EL BOHEMIO
Rafael Barret
Era muy bueno. Tenía nobles aficiones. Hubiera
aceptado la gloria. Cada detalle de su existencia era precioso a la humanidad.
Nadie lo sospechaba sino él. ¿Qué importaba? Le bastaba saberse un profeta
desconocido, cuya misión maravillosa puede fulminar de un momento a otro. El
espectáculo de su propia vida no le bastaba nunca. La lucha cuerpo a cuerpo con
el hambre y el frío no le parecía menos épica que la lucha contra la envidia
olfateada bajo la amistad. Paseaba con orgullo su sombrero grasiento y sus
miradas furiosas.
Como ya no hay bohemios, era el bohemio por
excelencia. Los demás, los burgueses, le despreciaban a causa de haber quebrado
en el negocio. No entendía la explotación del libro y del artículo, ni se
ocupaba del reclamo. Lanzado a un siglo donde todo es comercio se obstinaba en
no comerciar.
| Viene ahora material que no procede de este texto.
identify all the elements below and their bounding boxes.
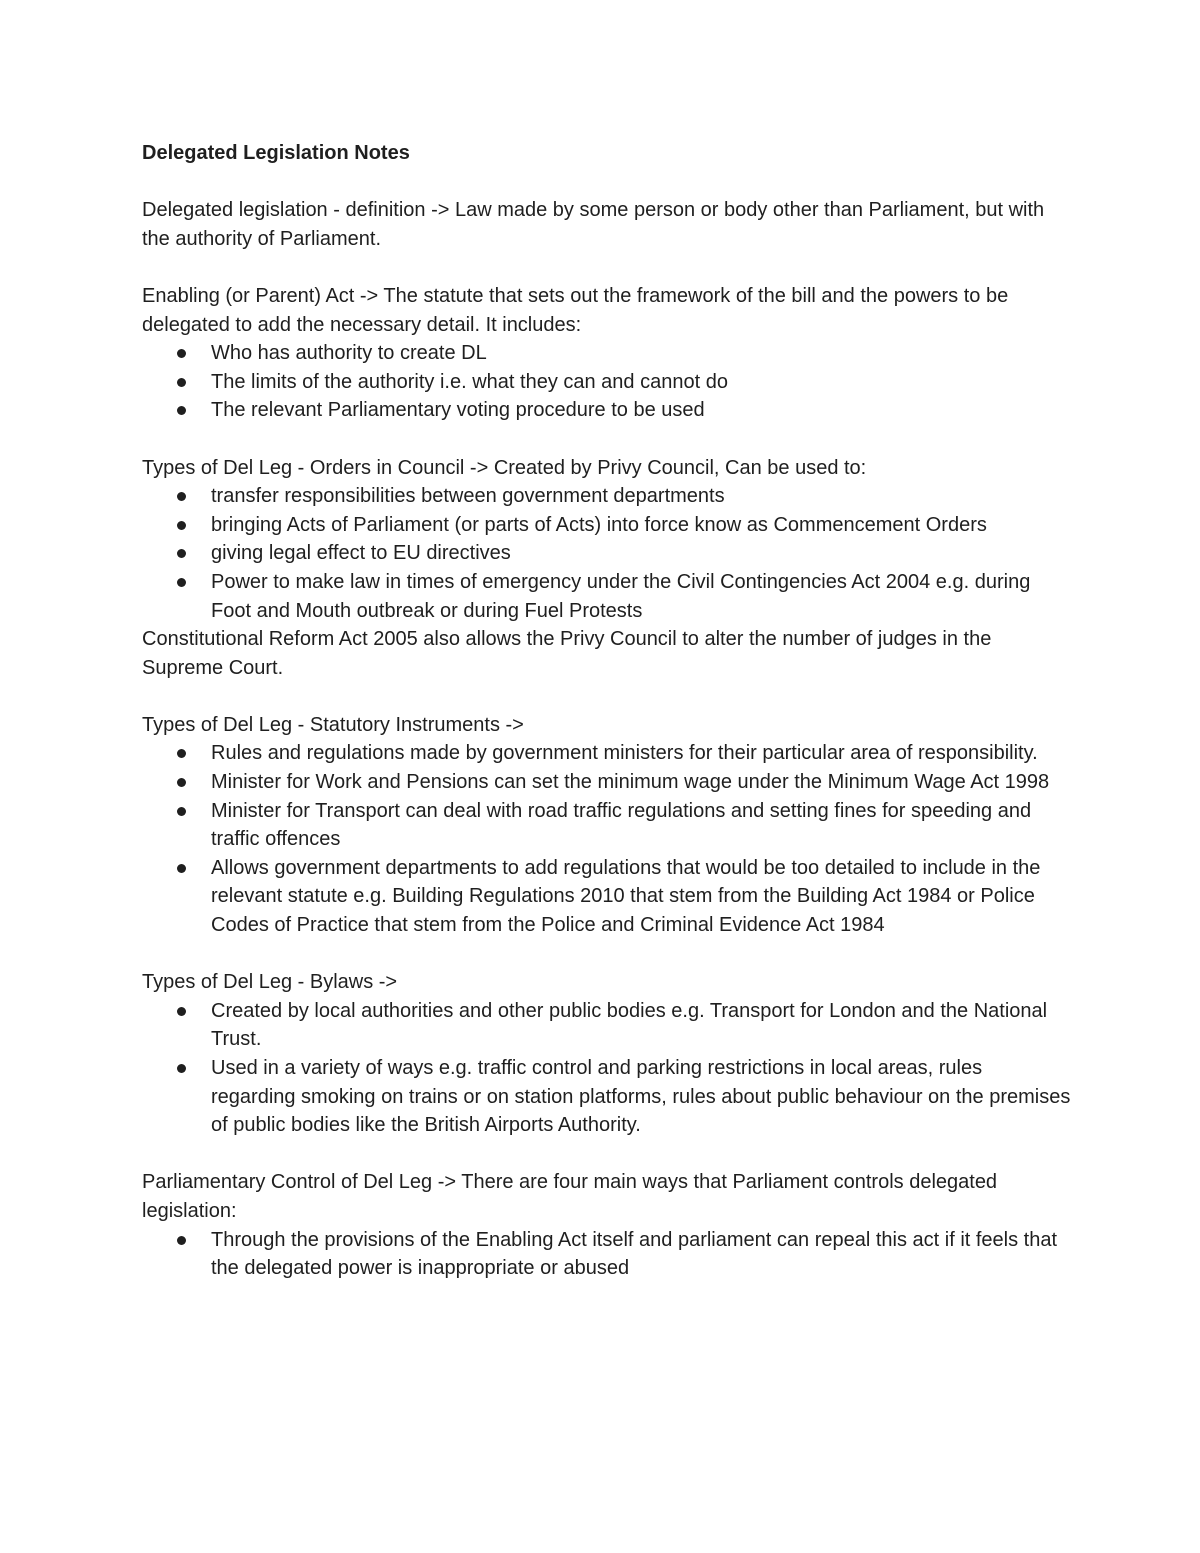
bullet-icon bbox=[177, 864, 186, 873]
bullet-icon bbox=[177, 807, 186, 816]
list-item-text: Allows government departments to add regulations that would be too detailed to include in the relevant statute e.g. Building Regulations 2010 that stem from the Building Act 1984 or Police Codes of Practice that stem from the Police and Criminal Evidence Act 1984 bbox=[211, 856, 1041, 937]
list-item-text: Power to make law in times of emergency under the Civil Contingencies Act 2004 e.g. during Foot and Mouth outbreak or during Fuel Protests bbox=[211, 570, 1031, 622]
list-item bbox=[211, 539, 1072, 568]
list-item bbox=[211, 1054, 1072, 1140]
spacer bbox=[142, 425, 1072, 454]
bullet-icon bbox=[177, 1007, 186, 1016]
list-item bbox=[211, 511, 1072, 540]
list-item bbox=[211, 997, 1072, 1054]
bullet-icon bbox=[177, 1236, 186, 1245]
constitutional-reform-note: Constitutional Reform Act 2005 also allows the Privy Council to alter the number of judges in the Supreme Court. bbox=[142, 628, 992, 679]
list-item bbox=[211, 368, 1072, 397]
list-item bbox=[211, 768, 1072, 797]
bullet-icon bbox=[177, 492, 186, 501]
list-item bbox=[211, 854, 1072, 940]
document-content bbox=[142, 139, 1072, 1283]
spacer bbox=[142, 1140, 1072, 1169]
list-item bbox=[211, 396, 1072, 425]
list-item-text: giving legal effect to EU directives bbox=[211, 542, 511, 565]
bullet-icon bbox=[177, 378, 186, 387]
bullet-icon bbox=[177, 578, 186, 587]
page-title: Delegated Legislation Notes bbox=[142, 142, 410, 164]
parliamentary-control-list bbox=[142, 1226, 1072, 1283]
list-item-text: Rules and regulations made by government ministers for their particular area of responsibility. bbox=[211, 742, 1038, 765]
list-item bbox=[211, 1226, 1072, 1283]
list-item bbox=[211, 482, 1072, 511]
statutory-instruments-intro: Types of Del Leg - Statutory Instruments -> bbox=[142, 713, 524, 736]
list-item bbox=[211, 797, 1072, 854]
list-item-text: transfer responsibilities between government departments bbox=[211, 485, 725, 508]
bullet-icon bbox=[177, 549, 186, 558]
bylaws-list bbox=[142, 997, 1072, 1140]
spacer bbox=[142, 940, 1072, 969]
statutory-instruments-list bbox=[142, 739, 1072, 939]
bylaws-intro: Types of Del Leg - Bylaws -> bbox=[142, 971, 398, 994]
list-item-text: bringing Acts of Parliament (or parts of Acts) into force know as Commencement Orders bbox=[211, 513, 987, 536]
list-item bbox=[211, 568, 1072, 625]
enabling-act-intro: Enabling (or Parent) Act -> The statute that sets out the framework of the bill and the powers to be delegated to add the necessary detail. It includes: bbox=[142, 284, 1009, 336]
list-item-text: Minister for Transport can deal with road traffic regulations and setting fines for speeding and traffic offences bbox=[211, 799, 1032, 851]
list-item-text: Through the provisions of the Enabling Act itself and parliament can repeal this act if it feels that the delegated power is inappropriate or abused bbox=[211, 1228, 1058, 1280]
bullet-icon bbox=[177, 349, 186, 358]
bullet-icon bbox=[177, 1064, 186, 1073]
orders-in-council-list bbox=[142, 482, 1072, 625]
list-item-text: Minister for Work and Pensions can set the minimum wage under the Minimum Wage Act 1998 bbox=[211, 771, 1050, 794]
list-item-text: The relevant Parliamentary voting procedure to be used bbox=[211, 399, 705, 422]
orders-in-council-intro: Types of Del Leg - Orders in Council -> Created by Privy Council, Can be used to: bbox=[142, 456, 867, 479]
list-item-text: Who has authority to create DL bbox=[211, 342, 487, 365]
bullet-icon bbox=[177, 406, 186, 415]
spacer bbox=[142, 682, 1072, 711]
list-item-text: Used in a variety of ways e.g. traffic control and parking restrictions in local areas, rules regarding smoking on trains or on station platforms, rules about public behaviour on the premises of public bodies like the British Airports Authority. bbox=[211, 1057, 1071, 1137]
list-item-text: Created by local authorities and other public bodies e.g. Transport for London and the National Trust. bbox=[211, 999, 1048, 1051]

Por eso su talento olía a miseria, y la tinta con que firmaba sus
vagas elegías le servía también para pintar las grietas blancuzcas de sus
zapatos.
Pero, ¿tenía talento? Sus continuos fracasos le daban
a pensar que sí. Llevaba la aureola dentro de la cabeza.
Caía una llovizna helada y pegadiza que le hizo
estremecer cuando salía de su bar. El
piadoso alcohol, el verde Mefistófeles que dormitaba en el fondo de las copas
de ajenjo, no había abrillantado del todo aquella tarde las ágiles visiones del
poeta. Sobre ellas, como sobre la calle mojada, el cielo incoloro y el universo
inútil, caía una sombra gris. El héroe se sintió viejo. El barro de sus pantalones
deshilachados se había secado y endurecido bajo la mesa del cafetucho, y pesaba
lúgubremente. El orgulloso dudó de sí mismo. Divisó reflejada en una vitrina la
silueta lamentable de su cuerpo agobiado. Un abandono glacial entró en la
médula de sus huesos. Candoroso y desconsolado, lloró sencillamente.
De repente el corazón se le fue del pecho… ¿Qué…? Era
a, él… Imposible… Miró detrás de sí… No había duda, era a él mismo.
Una mano desnuda, demasiado suave para los macizos
anillos suntuosos que la cargaban, le hacía señas desde la portezuela de un
carruaje de gran lujo, detenido a duras penas un instante. El bohemio vaciló.
La mano se agitaba, ordenando, suplicando, que se acercara, que acudiera. Y él
se acercó temblando. Respiró. Ninguna infame limosna manchaba los dedos de
nácar. La portezuela se abrió. Unos brazos impacientes se anudaron a él, y
sobre su boca amarga y poco limpia vino una boca de raso, tibia y deliciosa
como el amor… Los caballos arrancaron al trote, y las luces de la ciudad, que
empezaban a encenderse, cruzaban como ligeros proyectiles el vidrio biselado y
húmedo. Al reflejo débil vio el poeta pegado a su rostro el rostro bellísimo de
una mujer en cuyos ojos se había refugiado todo el azul del paraíso, y cuya
piel era de una dulzura igual a la dulzura de las blondas y las sedas de su
traje fantástico.
Sentados a la mesa opulenta, después de un banquete
íntimo, la voz de oro sonoro de la princesa -era naturalmente una princesa
rusa- explicaba al bohemio qué raro y pronto capricho la había obligado a
volcar el tesoro entero de las felicidades humanas sobre la testa melenuda
aparecida a la puerta de un bar. Él,
desabrochado y estúpido, la oía en silencio. Y ella, ante la camisa cansada que
asomaba por la abertura del chaleco y las uñas sombrías del vate, reflexionaba
con alguna tristeza en el final de la aventura…
Pero el hombre se levantó, recogió titubeando su
sombrero grasiento, y fijando en los labios luminosos y puros de la princesa
sus ojos de niño, exclamó:
– Señora, alta señora, he cenado porque tenía hambre.
Yo no soy mi estómago. No quiero satisfacer el hambre eterna de mis sentidos y
de mi alma. No tomaré tu carne hecha con pétalos y besada por las estrellas. A
tu hazaña la mía. ¡Me donaste una divina ilusión, y no me la arrebatarás nunca!
Y se marchó, ostentando en su frente, por única vez
quizá, el rayo melancólico del genio.